A Sage employee has been arrested following a data breach which may have exposed information belonging to hundreds of business customers.
As reported by the BBC, the unnamed 32-year-old female was arrested on Wednesday at Heathrow Airport in connection to a recent fraud investigation.
This week, Sage, a provider of accounting and business software for companies worldwide, admitted to a data breach caused by someone accessing internal systems with employee credentials rather than an external cyberattacker.
The company has not yet disclosed whether information belonging to business clients has been leaked, sold or otherwise compromised, and it is not yet known what specific data may be at risk. However, Sage stores a range of information on clients — including names, addresses, and financial data — which would be valuable to identity thieves and attackers looking to clean out bank accounts fraudulently.
Sage has notified customers involved in the data leak and law enforcement is investigating. The arrested employee has since been bailed.
It is believed that between 200 and 300 UK businesses may be involved in the breach.

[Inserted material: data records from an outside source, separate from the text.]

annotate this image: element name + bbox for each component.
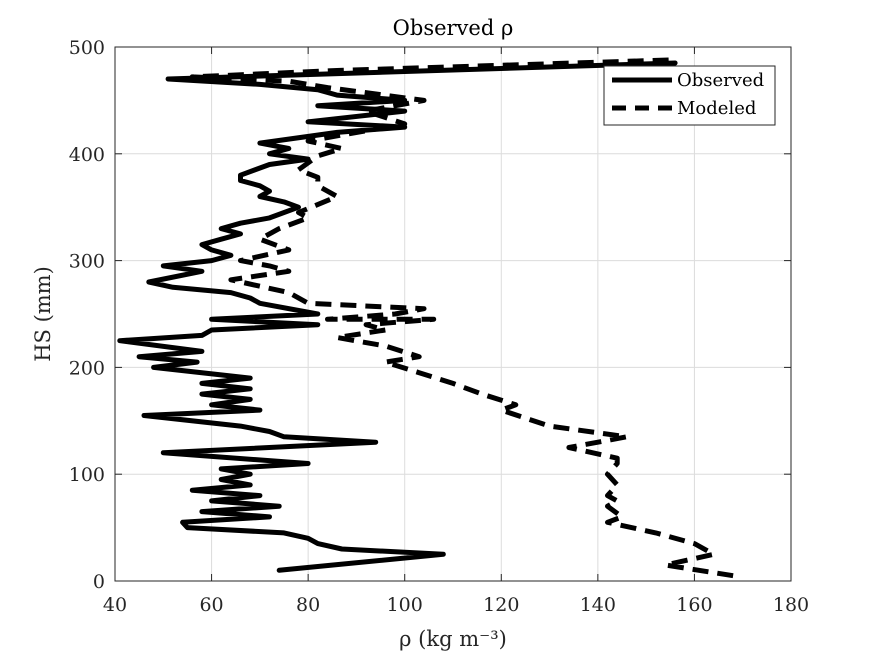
series-line-observed [117, 60, 678, 573]
legend: Observed Modeled [603, 65, 776, 126]
plot-frame [114, 46, 792, 582]
x-tick-label: 100 [387, 594, 423, 616]
legend-label-modeled: Modeled [677, 98, 756, 119]
y-tick-label: 0 [93, 571, 105, 593]
y-tick-label: 200 [69, 357, 105, 379]
x-tick-label: 140 [580, 594, 616, 616]
x-tick-label: 60 [199, 594, 223, 616]
y-tick-label: 500 [69, 37, 105, 59]
x-tick-label: 120 [483, 594, 519, 616]
x-tick-label: 160 [676, 594, 712, 616]
x-tick-label: 180 [773, 594, 809, 616]
x-axis-title: ρ (kg m⁻³) [399, 627, 507, 651]
y-axis-title: HS (mm) [31, 266, 55, 362]
series-layer [117, 57, 734, 579]
y-tick-label: 300 [69, 251, 105, 273]
ticks: 40 60 80 100 120 140 160 180 0 100 200 300 400 500 [69, 37, 809, 616]
chart-title: Observed ρ [393, 16, 514, 40]
y-tick-label: 100 [69, 464, 105, 486]
x-tick-label: 80 [296, 594, 320, 616]
x-tick-label: 40 [103, 594, 127, 616]
y-tick-label: 400 [69, 144, 105, 166]
legend-label-observed: Observed [677, 70, 764, 91]
legend-box [603, 65, 776, 126]
series-line-modeled [189, 57, 734, 579]
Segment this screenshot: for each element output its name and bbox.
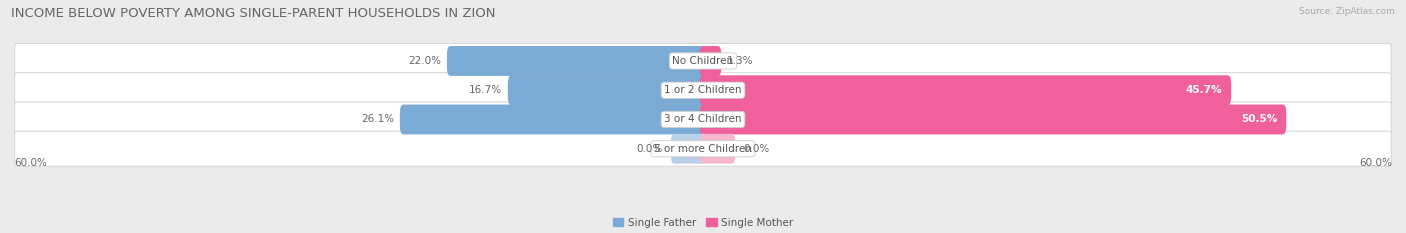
Text: 0.0%: 0.0% xyxy=(637,144,662,154)
FancyBboxPatch shape xyxy=(447,46,706,76)
FancyBboxPatch shape xyxy=(14,73,1392,108)
Text: 45.7%: 45.7% xyxy=(1185,85,1222,95)
Text: Source: ZipAtlas.com: Source: ZipAtlas.com xyxy=(1299,7,1395,16)
Text: 16.7%: 16.7% xyxy=(470,85,502,95)
FancyBboxPatch shape xyxy=(700,46,721,76)
Text: 60.0%: 60.0% xyxy=(14,158,46,168)
FancyBboxPatch shape xyxy=(14,131,1392,166)
FancyBboxPatch shape xyxy=(700,134,735,164)
FancyBboxPatch shape xyxy=(700,75,1232,105)
Legend: Single Father, Single Mother: Single Father, Single Mother xyxy=(609,213,797,232)
Text: 26.1%: 26.1% xyxy=(361,114,394,124)
Text: 22.0%: 22.0% xyxy=(408,56,441,66)
FancyBboxPatch shape xyxy=(671,134,706,164)
Text: 60.0%: 60.0% xyxy=(1360,158,1392,168)
Text: 50.5%: 50.5% xyxy=(1241,114,1277,124)
FancyBboxPatch shape xyxy=(14,43,1392,79)
Text: 1 or 2 Children: 1 or 2 Children xyxy=(664,85,742,95)
Text: No Children: No Children xyxy=(672,56,734,66)
Text: 1.3%: 1.3% xyxy=(727,56,754,66)
FancyBboxPatch shape xyxy=(14,102,1392,137)
Text: 3 or 4 Children: 3 or 4 Children xyxy=(664,114,742,124)
Text: 5 or more Children: 5 or more Children xyxy=(654,144,752,154)
FancyBboxPatch shape xyxy=(508,75,706,105)
FancyBboxPatch shape xyxy=(399,105,706,134)
FancyBboxPatch shape xyxy=(700,105,1286,134)
Text: 0.0%: 0.0% xyxy=(744,144,769,154)
Text: INCOME BELOW POVERTY AMONG SINGLE-PARENT HOUSEHOLDS IN ZION: INCOME BELOW POVERTY AMONG SINGLE-PARENT… xyxy=(11,7,496,20)
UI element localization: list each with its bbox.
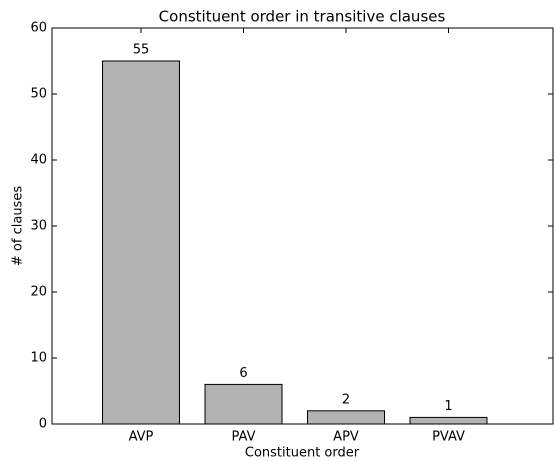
data-label: 2 bbox=[342, 392, 350, 407]
bar bbox=[204, 383, 283, 425]
y-tick-label: 30 bbox=[30, 219, 47, 234]
bar bbox=[409, 416, 488, 425]
y-tick-label: 0 bbox=[39, 417, 47, 432]
y-tick-label: 40 bbox=[30, 153, 47, 168]
y-axis-label: # of clauses bbox=[11, 186, 26, 266]
y-tick-label: 60 bbox=[30, 21, 47, 36]
plot-frame bbox=[51, 27, 554, 425]
x-tick-label: AVP bbox=[129, 430, 154, 445]
y-tick-label: 20 bbox=[30, 285, 47, 300]
bar bbox=[307, 410, 385, 425]
data-label: 1 bbox=[444, 399, 452, 414]
y-tick-label: 50 bbox=[30, 87, 47, 102]
data-label: 55 bbox=[133, 43, 150, 58]
chart-title: Constituent order in transitive clauses bbox=[159, 8, 446, 26]
x-tick-label: APV bbox=[333, 430, 359, 445]
x-tick-label: PVAV bbox=[432, 430, 465, 445]
x-tick-label: PAV bbox=[232, 430, 256, 445]
data-label: 6 bbox=[239, 366, 247, 381]
bar bbox=[102, 60, 180, 425]
y-tick-label: 10 bbox=[30, 351, 47, 366]
x-axis-label: Constituent order bbox=[245, 446, 360, 461]
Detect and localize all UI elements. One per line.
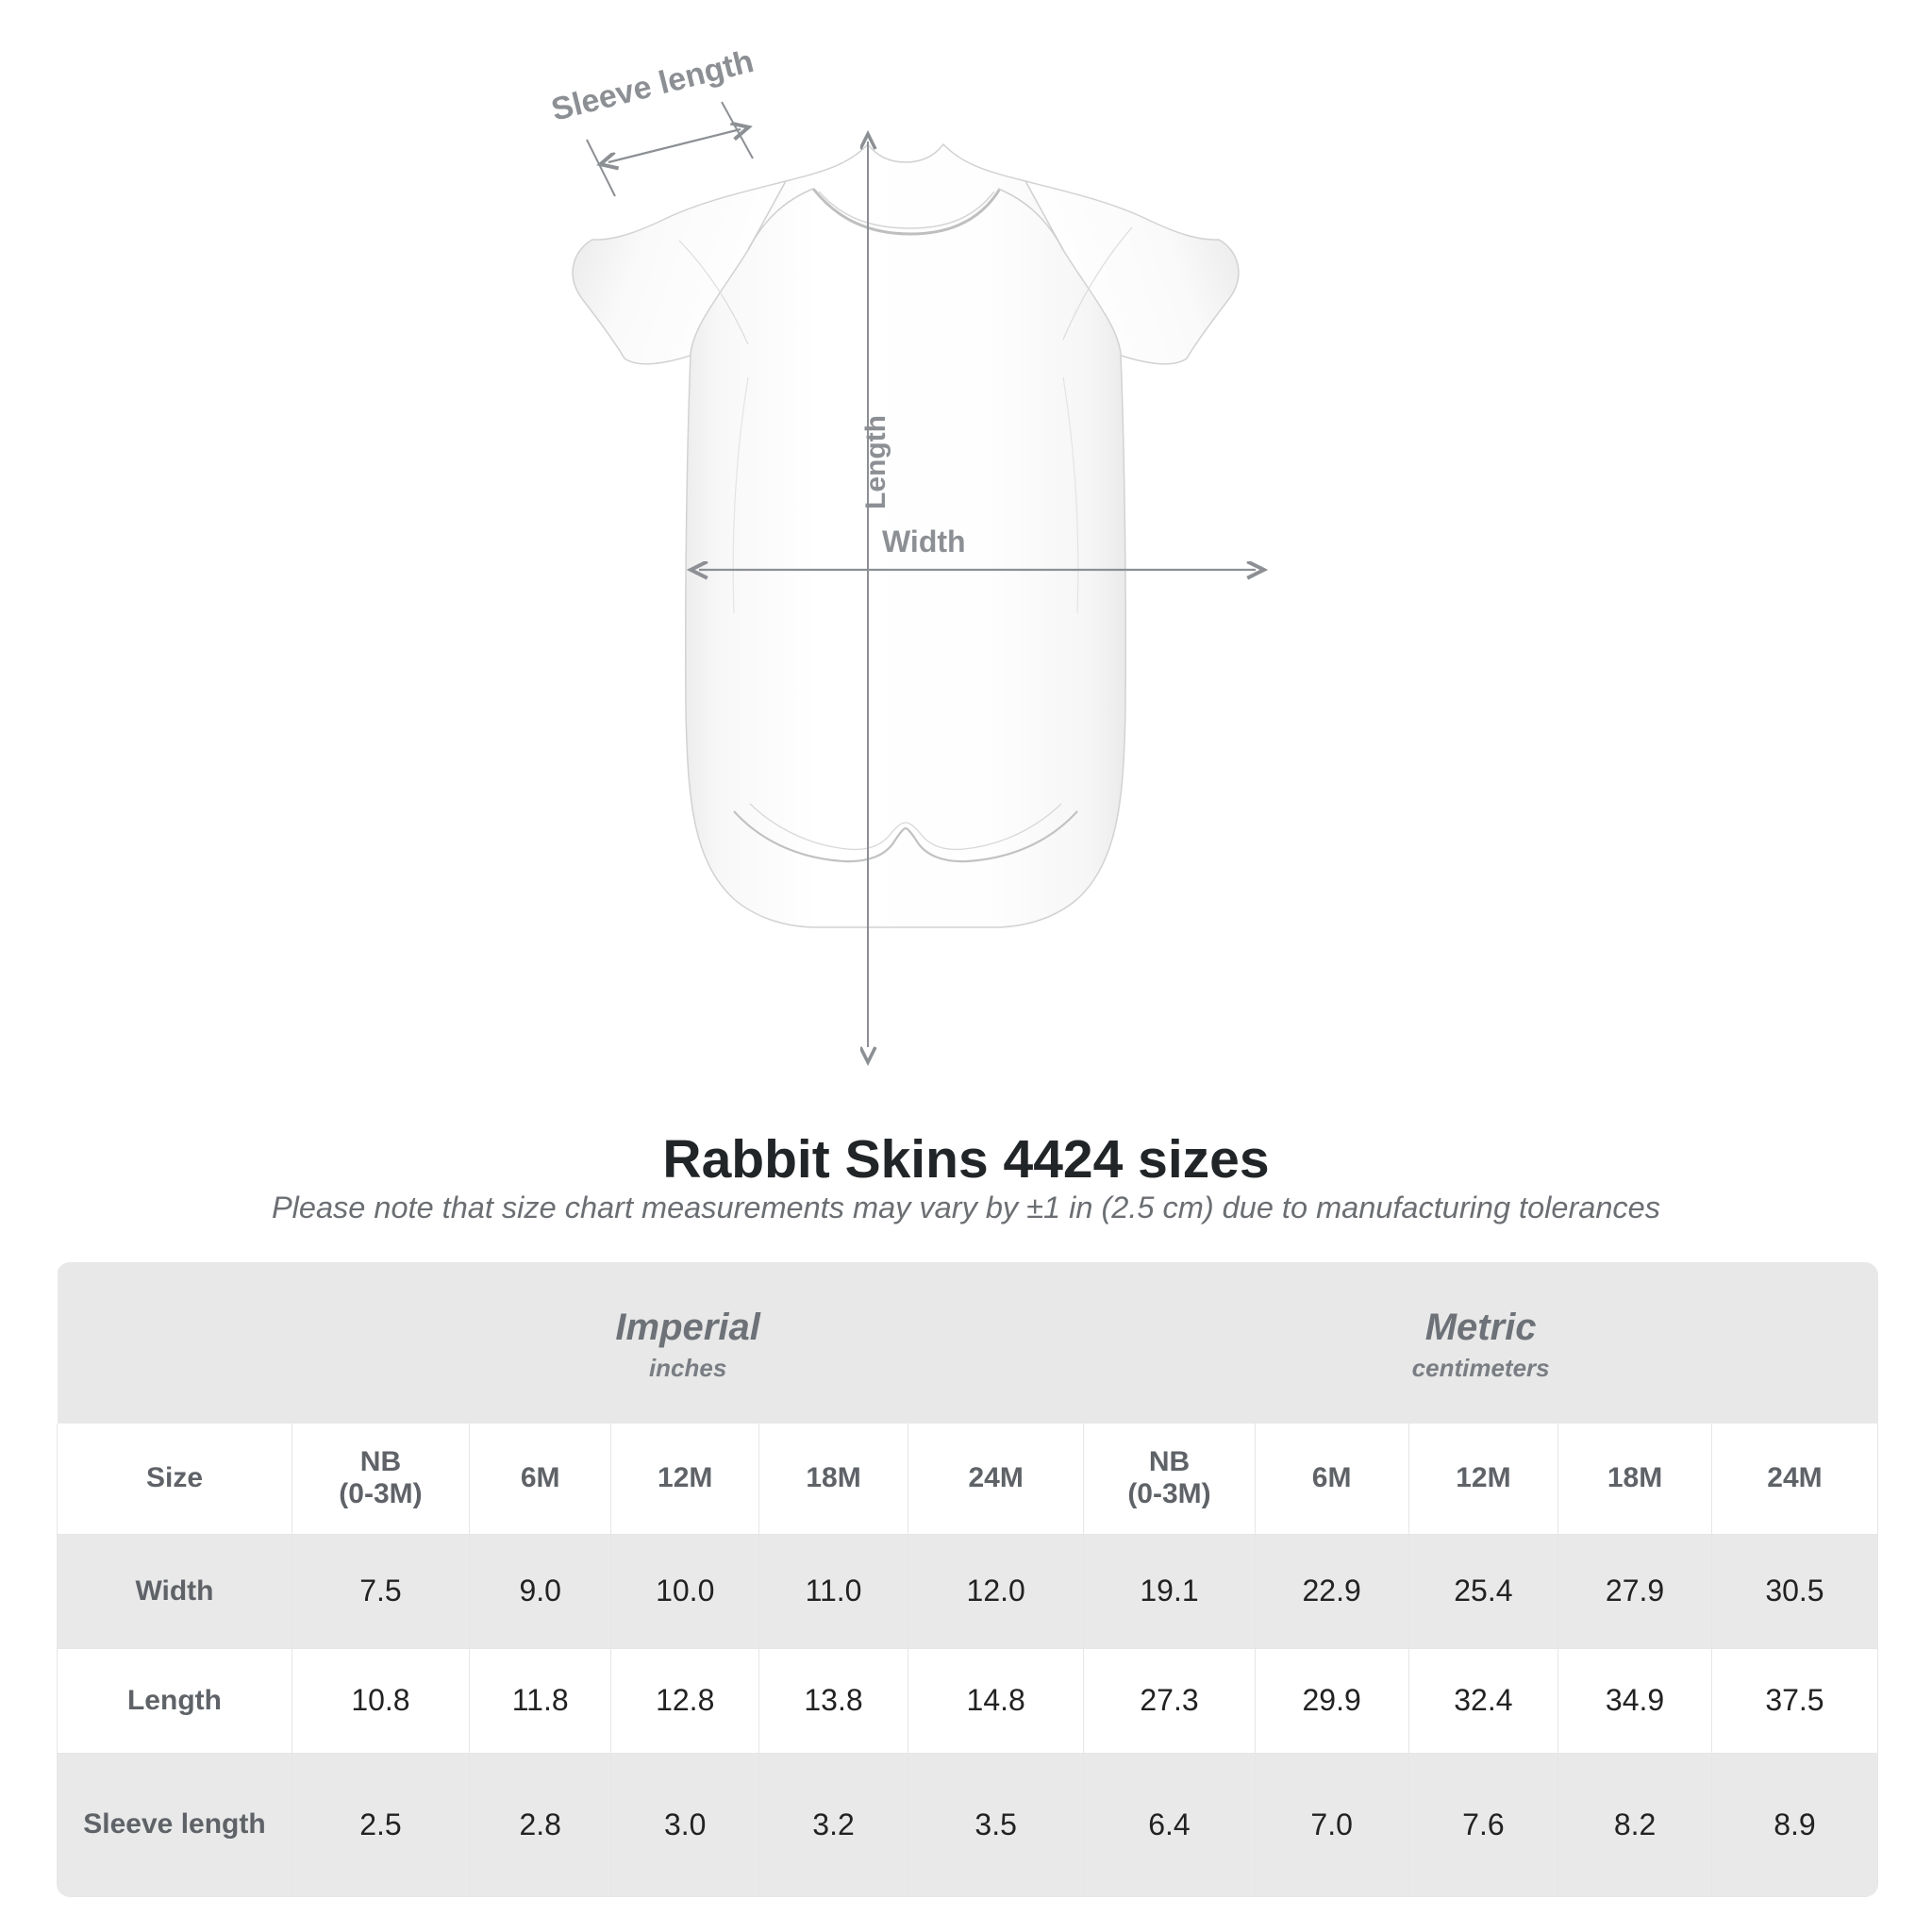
svg-text:Sleeve length: Sleeve length bbox=[548, 43, 758, 128]
svg-text:Length: Length bbox=[860, 415, 891, 509]
svg-text:Width: Width bbox=[882, 525, 966, 558]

In a statement, the Newcastle-based firm said:
“Our customers are always our first priority so we are communicating directly with those who may be affected and giving guidance on measures they can take to protect their security. Please note this issue does not affect any customers in other countries.”
Cyberattacks are on the rise, and now, businesses not only have to deal with the threat of external attackers but insider threats. According to IBM’s X-Force security team, 55 percent of all corporate cyberattacks are either caused by malicious employees or through accidental, human error on the inside.